His daughter is not fatherless, adopted years ago by her stepfather. She has a daddy, and I thank God for that.
Clint was a father, had four children with his first wife, but as we all know, he died last year just days short of Father’s Day.
Me? My daddy died when I was six, so I’m accustomed to this day when people celebrate what I have never known. I do have this photo of him during World War Two. Handsome, with sweet eyes.
I guess I can count the father bird whose nest of babies just flew away. Every year, a pair of wrens nest in an old floor lamp in the garage, preventing me from giving it to Goodwill.
No, we are not complaining. We, the two dogs and the fish and I, are escaping the 106º heat index outside by holing up in my room, ceiling fan creating a small breeze for us, watching the U S Open golf tournament and being happy for all the fathers and sons and daughters we see there.
*schizo-affective (also schizoaffective)
adjective (of a person or a mental condition) characterized by symptoms of both schizophrenia and manic-depressive psychosis.
Friday, June 18, 2010
Carly
06/18/10
Today, Nancy, my friend of 38 years, came and picked me up to go eat lunch at a Mexican restaurant we frequent, though less often now that we’re in our sixties and take Prevacid. When she parked the SUV, I climbed out of my side and glanced over to see her looking in the car parked next to us. She wore a look of shock and fear. I rounded the front of her SUV and looked for myself. There, in a black car, two windows slightly cracked, on the passenger seat, was a tiny white puppy with brown ears . She was mewling like a kitten, panting, her eyes wide and terrified, beginning to cloud over. There was no water in sight. I clicked The Weather Channel icon on my Blackberry to find that at that moment, the temperature was 95º with a heat index of 100º!

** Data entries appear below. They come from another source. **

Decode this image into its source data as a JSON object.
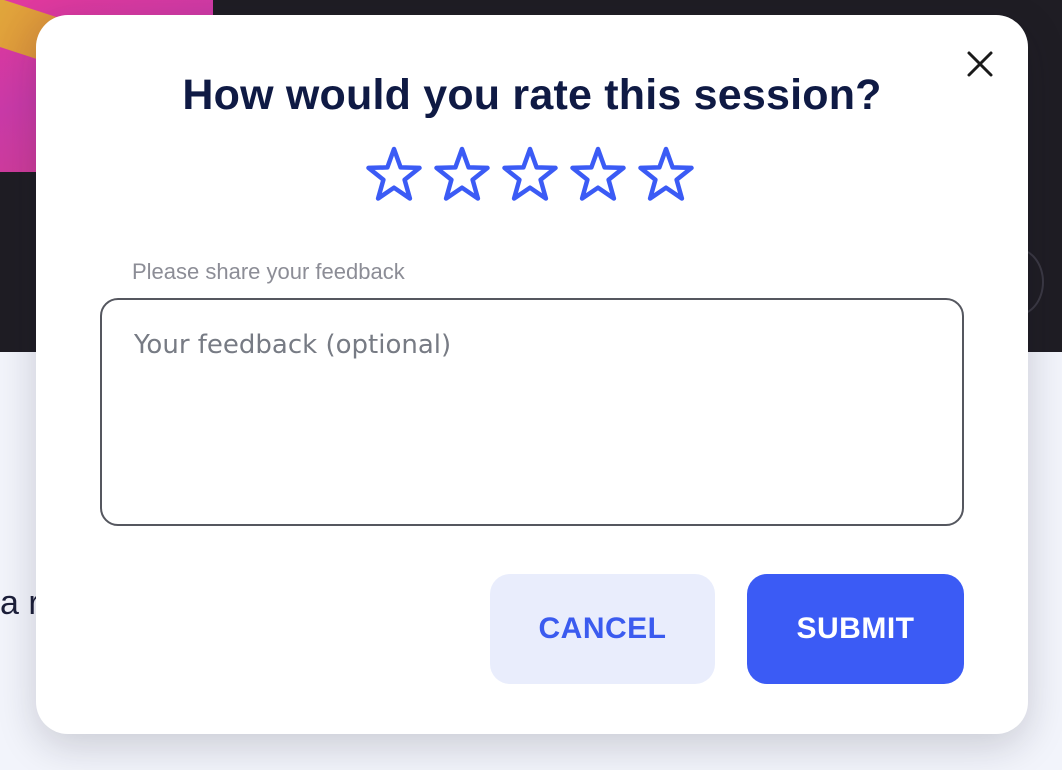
{
  "background": {
    "partial_text": "a r"
  },
  "modal": {
    "title": "How would you rate this session?",
    "close_icon": "close-icon",
    "rating": {
      "max": 5,
      "value": 0,
      "icon": "star-icon",
      "color": "#3b5bf5"
    },
    "feedback": {
      "label": "Please share your feedback",
      "placeholder": "Your feedback (optional)",
      "value": ""
    },
    "buttons": {
      "cancel_label": "CANCEL",
      "submit_label": "SUBMIT"
    }
  },
  "colors": {
    "accent": "#3b5bf5",
    "title": "#0f1a44",
    "cancel_bg": "#e9edfc"
  }
}
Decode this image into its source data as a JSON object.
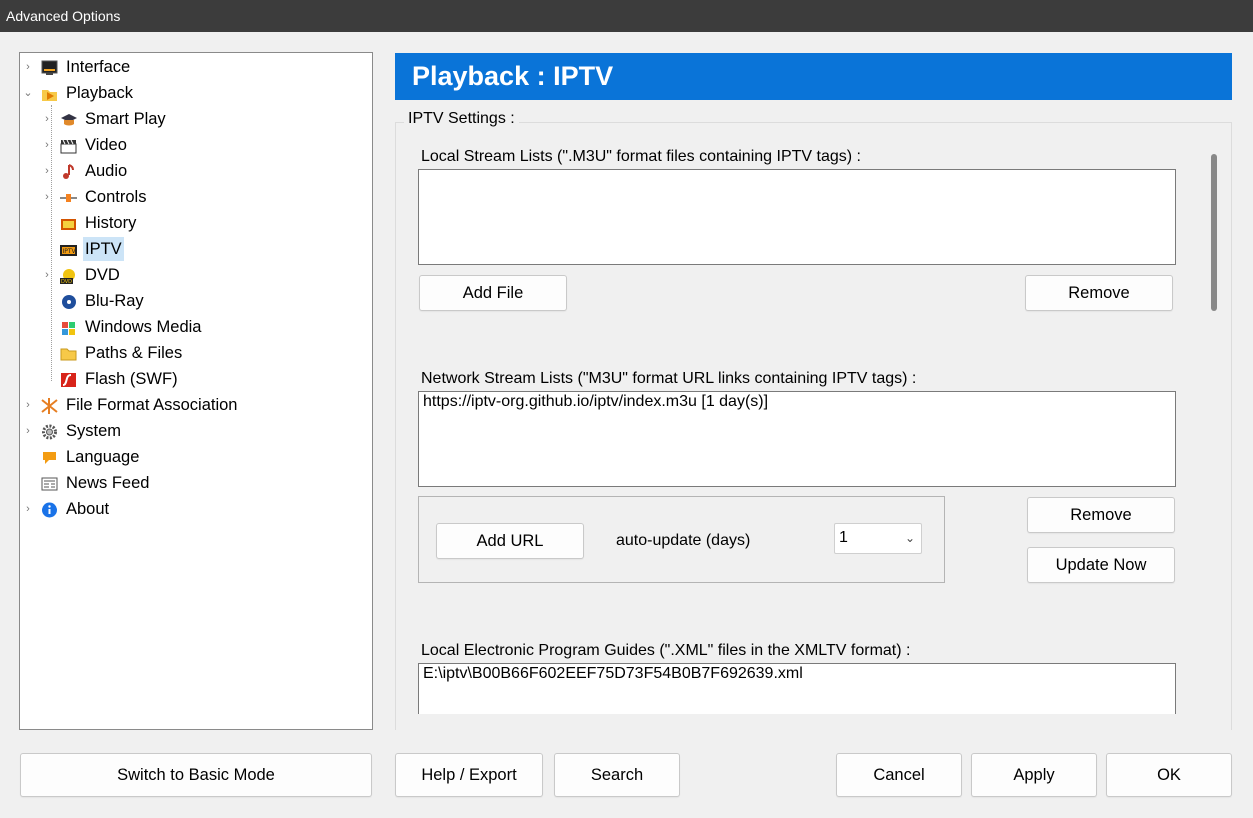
{
  "window": {
    "title": "Advanced Options"
  },
  "tree": {
    "items": [
      {
        "label": "Interface",
        "icon": "monitor-icon"
      },
      {
        "label": "Playback",
        "icon": "play-folder-icon"
      },
      {
        "label": "Smart Play",
        "icon": "graduation-cap-icon"
      },
      {
        "label": "Video",
        "icon": "clapperboard-icon"
      },
      {
        "label": "Audio",
        "icon": "music-note-icon"
      },
      {
        "label": "Controls",
        "icon": "slider-icon"
      },
      {
        "label": "History",
        "icon": "history-icon"
      },
      {
        "label": "IPTV",
        "icon": "tv-icon"
      },
      {
        "label": "DVD",
        "icon": "dvd-icon"
      },
      {
        "label": "Blu-Ray",
        "icon": "bluray-icon"
      },
      {
        "label": "Windows Media",
        "icon": "windows-media-icon"
      },
      {
        "label": "Paths & Files",
        "icon": "folder-icon"
      },
      {
        "label": "Flash (SWF)",
        "icon": "flash-icon"
      },
      {
        "label": "File Format Association",
        "icon": "file-association-icon"
      },
      {
        "label": "System",
        "icon": "gear-icon"
      },
      {
        "label": "Language",
        "icon": "language-icon"
      },
      {
        "label": "News Feed",
        "icon": "newspaper-icon"
      },
      {
        "label": "About",
        "icon": "info-icon"
      }
    ],
    "selected": "IPTV"
  },
  "panel": {
    "title": "Playback : IPTV",
    "group_title": "IPTV Settings :",
    "local_lists": {
      "label": "Local Stream Lists (\".M3U\" format files containing IPTV tags) :",
      "items": [],
      "add_label": "Add File",
      "remove_label": "Remove"
    },
    "network_lists": {
      "label": "Network Stream Lists (\"M3U\" format URL links containing IPTV tags) :",
      "items": [
        "https://iptv-org.github.io/iptv/index.m3u [1 day(s)]"
      ],
      "add_label": "Add URL",
      "auto_update_label": "auto-update (days)",
      "auto_update_value": "1",
      "remove_label": "Remove",
      "update_label": "Update Now"
    },
    "epg": {
      "label": "Local Electronic Program Guides (\".XML\" files in the XMLTV format) :",
      "items": [
        "E:\\iptv\\B00B66F602EEF75D73F54B0B7F692639.xml"
      ]
    }
  },
  "footer": {
    "basic_mode": "Switch to Basic Mode",
    "help": "Help / Export",
    "search": "Search",
    "cancel": "Cancel",
    "apply": "Apply",
    "ok": "OK"
  },
  "colors": {
    "header_bg": "#0a74d8",
    "selection_bg": "#cce4f7"
  }
}
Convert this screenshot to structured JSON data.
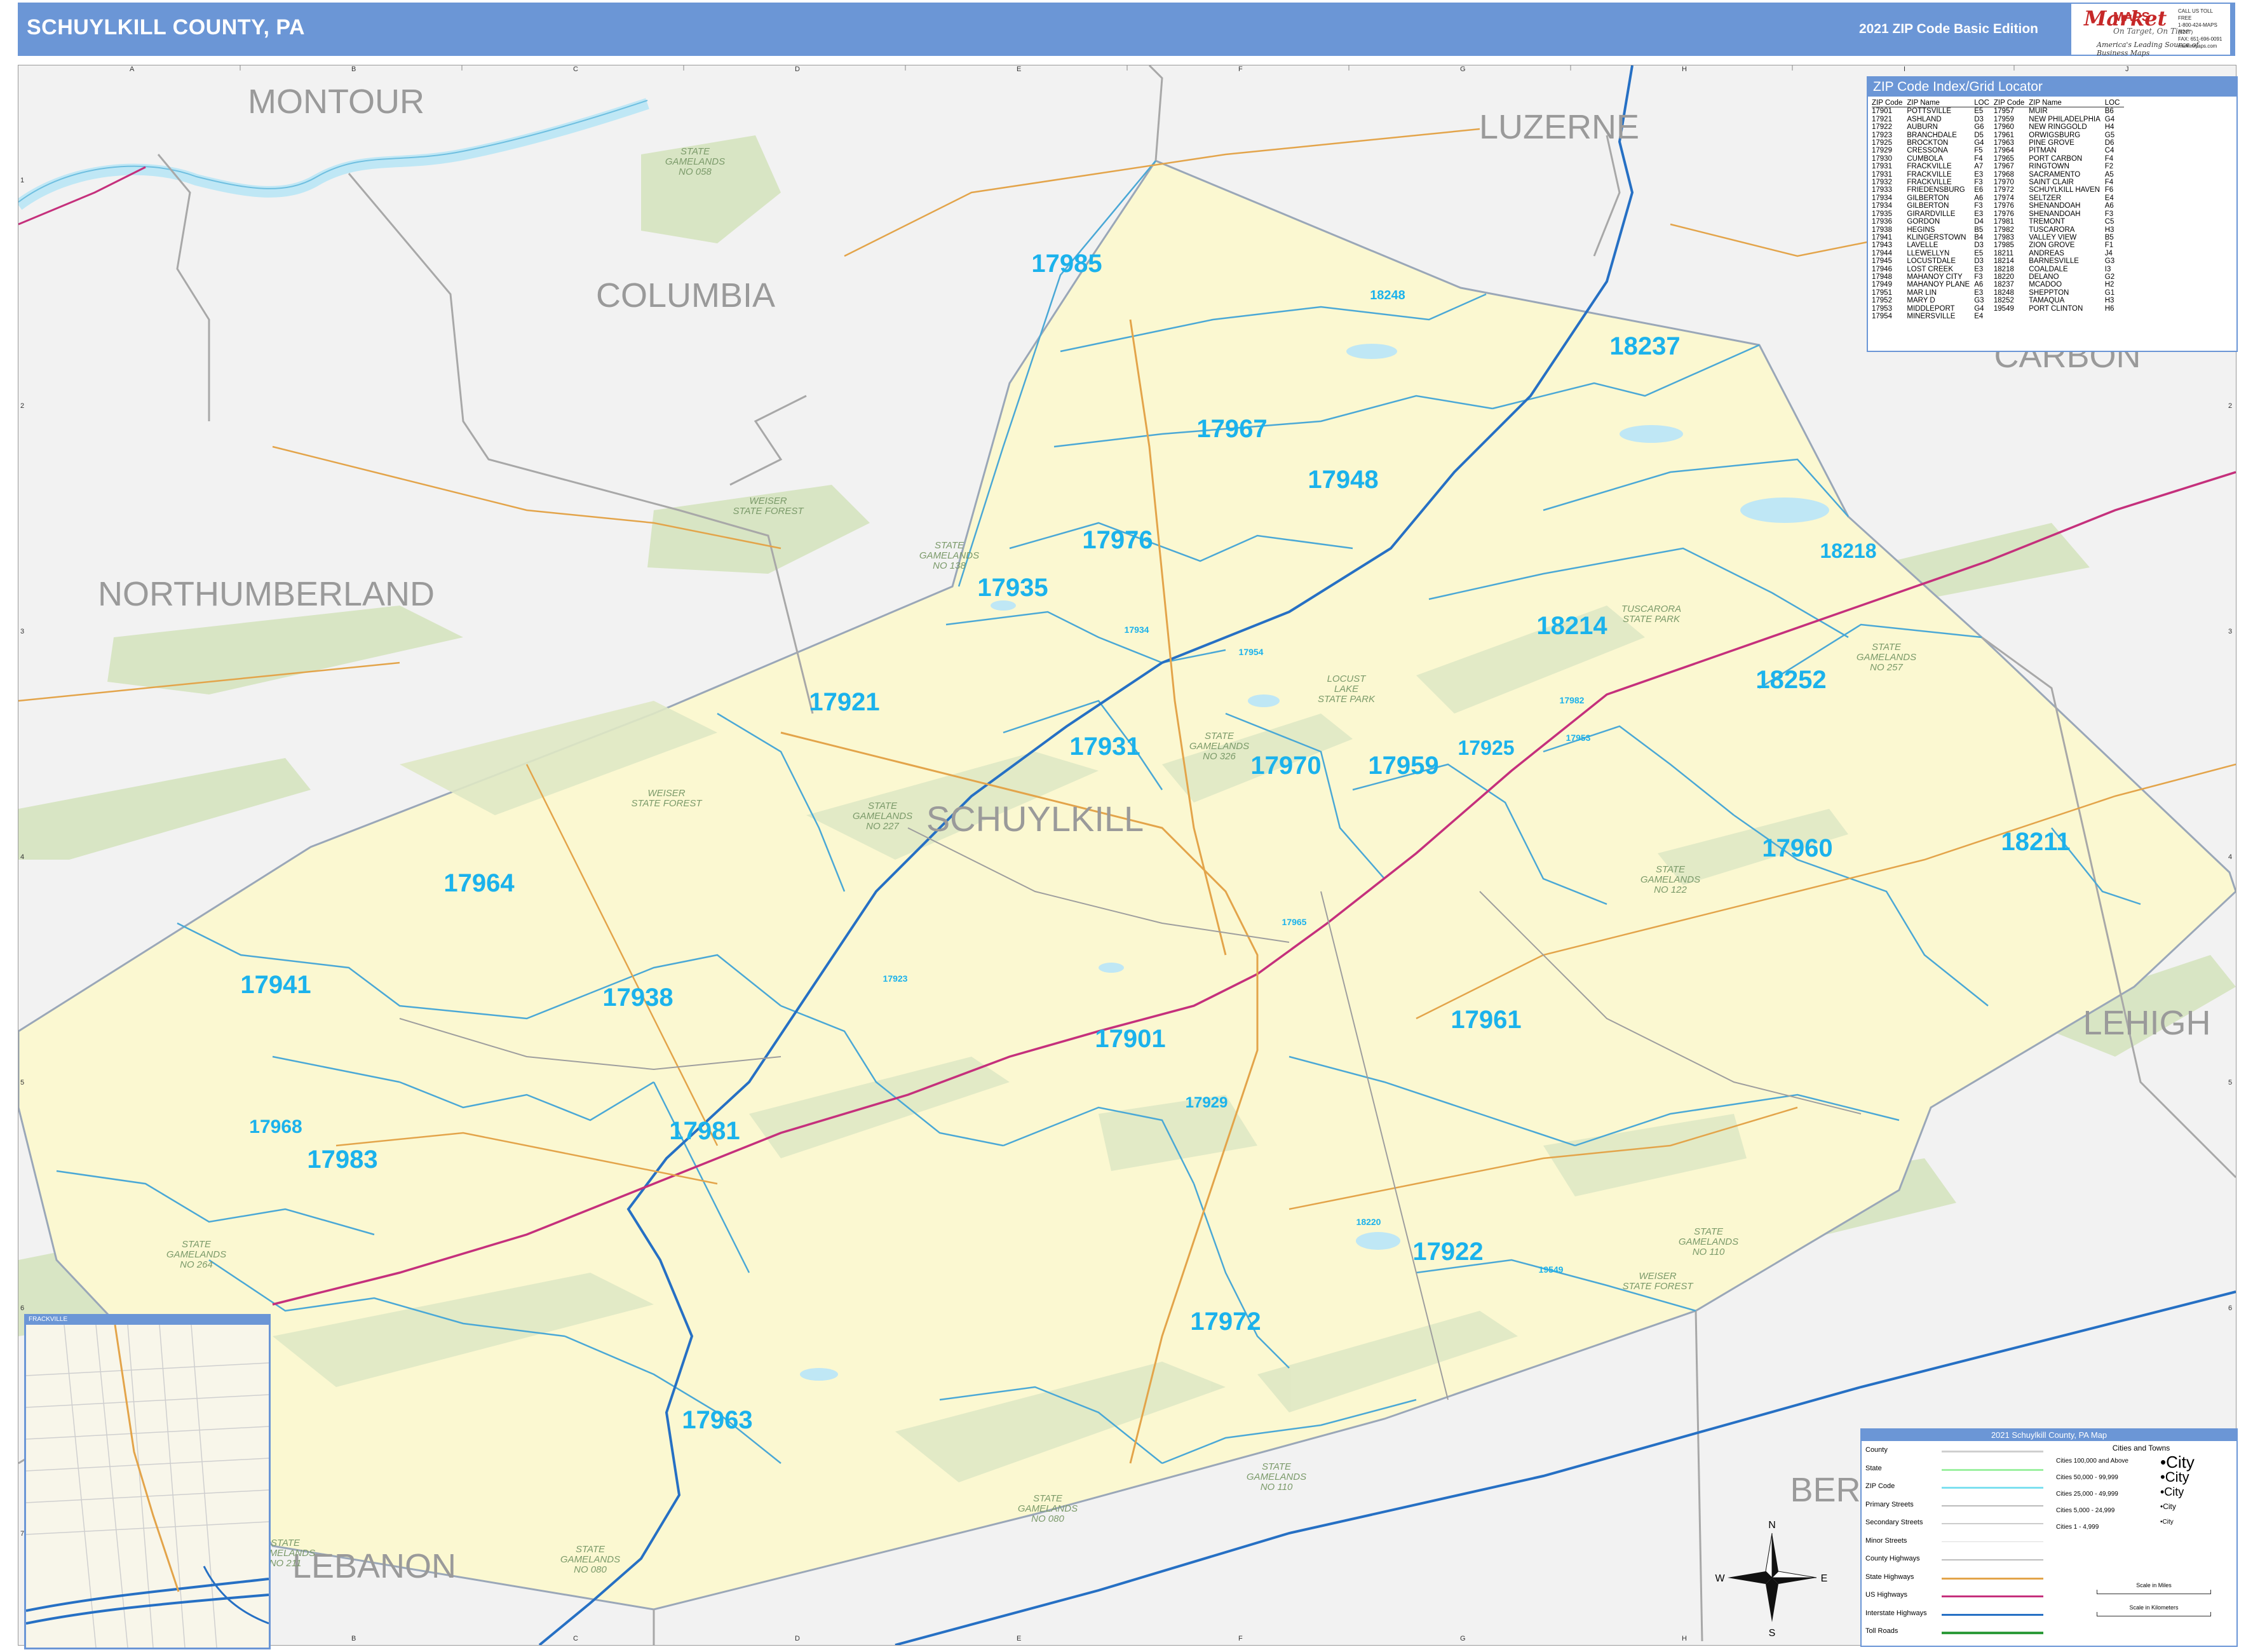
{
  "header": {
    "title": "SCHUYLKILL COUNTY, PA",
    "edition": "2021 ZIP Code Basic Edition"
  },
  "logo": {
    "brand_prefix": "Market",
    "brand_main": "MAPS",
    "tagline": "On Target, On Time",
    "tagline2": "America's Leading Source of Business Maps",
    "contact": [
      "CALL US TOLL FREE",
      "1-800-424-MAPS (6277)",
      "FAX: 651-696-0091",
      "marketmaps.com"
    ]
  },
  "map": {
    "county_name": "SCHUYLKILL",
    "neighbor_counties": [
      "MONTOUR",
      "LUZERNE",
      "COLUMBIA",
      "CARBON",
      "NORTHUMBERLAND",
      "LEHIGH",
      "BERKS",
      "LEBANON"
    ],
    "zip_labels": [
      {
        "text": "17985"
      },
      {
        "text": "18248"
      },
      {
        "text": "18237"
      },
      {
        "text": "17967"
      },
      {
        "text": "17948"
      },
      {
        "text": "17976"
      },
      {
        "text": "17935"
      },
      {
        "text": "18218"
      },
      {
        "text": "18214"
      },
      {
        "text": "18252"
      },
      {
        "text": "17921"
      },
      {
        "text": "17931"
      },
      {
        "text": "17970"
      },
      {
        "text": "17959"
      },
      {
        "text": "17925"
      },
      {
        "text": "17960"
      },
      {
        "text": "18211"
      },
      {
        "text": "17964"
      },
      {
        "text": "17941"
      },
      {
        "text": "17938"
      },
      {
        "text": "17901"
      },
      {
        "text": "17961"
      },
      {
        "text": "17968"
      },
      {
        "text": "17983"
      },
      {
        "text": "17981"
      },
      {
        "text": "17929"
      },
      {
        "text": "17922"
      },
      {
        "text": "17972"
      },
      {
        "text": "17963"
      },
      {
        "text": "18220"
      },
      {
        "text": "17982"
      },
      {
        "text": "17953"
      },
      {
        "text": "17934"
      },
      {
        "text": "17965"
      },
      {
        "text": "17954"
      },
      {
        "text": "17923"
      },
      {
        "text": "19549"
      }
    ],
    "area_labels": [
      {
        "text": "STATE GAMELANDS NO 058"
      },
      {
        "text": "WEISER STATE FOREST"
      },
      {
        "text": "STATE GAMELANDS NO 138"
      },
      {
        "text": "TUSCARORA STATE PARK"
      },
      {
        "text": "STATE GAMELANDS NO 257"
      },
      {
        "text": "LOCUST LAKE STATE PARK"
      },
      {
        "text": "STATE GAMELANDS NO 326"
      },
      {
        "text": "WEISER STATE FOREST"
      },
      {
        "text": "STATE GAMELANDS NO 227"
      },
      {
        "text": "STATE GAMELANDS NO 122"
      },
      {
        "text": "STATE GAMELANDS NO 264"
      },
      {
        "text": "STATE GAMELANDS NO 110"
      },
      {
        "text": "WEISER STATE FOREST"
      },
      {
        "text": "STATE GAMELANDS NO 080"
      },
      {
        "text": "STATE GAMELANDS NO 211"
      },
      {
        "text": "STATE GAMELANDS NO 080"
      },
      {
        "text": "STATE GAMELANDS NO 110"
      }
    ],
    "grid_columns": [
      "A",
      "B",
      "C",
      "D",
      "E",
      "F",
      "G",
      "H",
      "I",
      "J"
    ],
    "grid_rows": [
      "1",
      "2",
      "3",
      "4",
      "5",
      "6",
      "7"
    ]
  },
  "zip_index": {
    "title": "ZIP Code Index/Grid Locator",
    "columns": [
      "ZIP Code",
      "ZIP Name",
      "LOC",
      "ZIP Code",
      "ZIP Name",
      "LOC"
    ],
    "rows": [
      [
        "17901",
        "POTTSVILLE",
        "E5",
        "17957",
        "MUIR",
        "B6"
      ],
      [
        "17921",
        "ASHLAND",
        "D3",
        "17959",
        "NEW PHILADELPHIA",
        "G4"
      ],
      [
        "17922",
        "AUBURN",
        "G6",
        "17960",
        "NEW RINGGOLD",
        "H4"
      ],
      [
        "17923",
        "BRANCHDALE",
        "D5",
        "17961",
        "ORWIGSBURG",
        "G5"
      ],
      [
        "17925",
        "BROCKTON",
        "G4",
        "17963",
        "PINE GROVE",
        "D6"
      ],
      [
        "17929",
        "CRESSONA",
        "F5",
        "17964",
        "PITMAN",
        "C4"
      ],
      [
        "17930",
        "CUMBOLA",
        "F4",
        "17965",
        "PORT CARBON",
        "F4"
      ],
      [
        "17931",
        "FRACKVILLE",
        "A7",
        "17967",
        "RINGTOWN",
        "F2"
      ],
      [
        "17931",
        "FRACKVILLE",
        "E3",
        "17968",
        "SACRAMENTO",
        "A5"
      ],
      [
        "17932",
        "FRACKVILLE",
        "F3",
        "17970",
        "SAINT CLAIR",
        "F4"
      ],
      [
        "17933",
        "FRIEDENSBURG",
        "E6",
        "17972",
        "SCHUYLKILL HAVEN",
        "F6"
      ],
      [
        "17934",
        "GILBERTON",
        "A6",
        "17974",
        "SELTZER",
        "E4"
      ],
      [
        "17934",
        "GILBERTON",
        "F3",
        "17976",
        "SHENANDOAH",
        "A6"
      ],
      [
        "17935",
        "GIRARDVILLE",
        "E3",
        "17976",
        "SHENANDOAH",
        "F3"
      ],
      [
        "17936",
        "GORDON",
        "D4",
        "17981",
        "TREMONT",
        "C5"
      ],
      [
        "17938",
        "HEGINS",
        "B5",
        "17982",
        "TUSCARORA",
        "H3"
      ],
      [
        "17941",
        "KLINGERSTOWN",
        "B4",
        "17983",
        "VALLEY VIEW",
        "B5"
      ],
      [
        "17943",
        "LAVELLE",
        "D3",
        "17985",
        "ZION GROVE",
        "F1"
      ],
      [
        "17944",
        "LLEWELLYN",
        "E5",
        "18211",
        "ANDREAS",
        "J4"
      ],
      [
        "17945",
        "LOCUSTDALE",
        "D3",
        "18214",
        "BARNESVILLE",
        "G3"
      ],
      [
        "17946",
        "LOST CREEK",
        "E3",
        "18218",
        "COALDALE",
        "I3"
      ],
      [
        "17948",
        "MAHANOY CITY",
        "F3",
        "18220",
        "DELANO",
        "G2"
      ],
      [
        "17949",
        "MAHANOY PLANE",
        "A6",
        "18237",
        "MCADOO",
        "H2"
      ],
      [
        "17951",
        "MAR LIN",
        "E3",
        "18248",
        "SHEPPTON",
        "G1"
      ],
      [
        "17952",
        "MARY D",
        "G3",
        "18252",
        "TAMAQUA",
        "H3"
      ],
      [
        "17953",
        "MIDDLEPORT",
        "G4",
        "19549",
        "PORT CLINTON",
        "H6"
      ],
      [
        "17954",
        "MINERSVILLE",
        "E4",
        "",
        "",
        ""
      ]
    ]
  },
  "legend": {
    "title": "2021 Schuylkill County, PA Map",
    "left_items": [
      "County",
      "State",
      "ZIP Code",
      "Primary Streets",
      "Secondary Streets",
      "Minor Streets",
      "County Highways",
      "State Highways",
      "US Highways",
      "Interstate Highways",
      "Toll Roads"
    ],
    "cities_title": "Cities and Towns",
    "city_sizes": [
      {
        "range": "Cities 100,000 and Above",
        "sample": "City"
      },
      {
        "range": "Cities 50,000 - 99,999",
        "sample": "City"
      },
      {
        "range": "Cities 25,000 - 49,999",
        "sample": "City"
      },
      {
        "range": "Cities 5,000 - 24,999",
        "sample": "City"
      },
      {
        "range": "Cities 1 - 4,999",
        "sample": "City"
      }
    ],
    "scale_miles": "Scale in Miles",
    "scale_km": "Scale in Kilometers"
  },
  "inset": {
    "title": "FRACKVILLE"
  },
  "compass": {
    "n": "N",
    "s": "S",
    "e": "E",
    "w": "W"
  },
  "colors": {
    "header": "#6b96d6",
    "county_fill": "#fbf8d1",
    "outside_fill": "#f2f2f2",
    "forest": "#d8e5c4",
    "zip_boundary": "#4aa8d6",
    "zip_label": "#1bb2ec",
    "neighbor_label": "#9a9a9a",
    "interstate": "#2670c4",
    "us_highway": "#c5307c",
    "state_highway": "#e3a44a",
    "water": "#bfe7f5"
  }
}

Yes, some idiot person(s) who should be arrested and made to sit in a black car with no water and inadequate ventilation in 100º heat had left that little puppy, who looked as though she were too young to be taken from her mother, in the car under the blazing sun, no shade in sight.
I was almost physically ill, choking back the taste of bile that rose in my throat. We rushed into the restaurant and I went from table to table until I found the two teen girls whose combined IQ must have been that of a squirrel, who said the puppy was theirs. I asked if I could take him some water before he died of heat stroke.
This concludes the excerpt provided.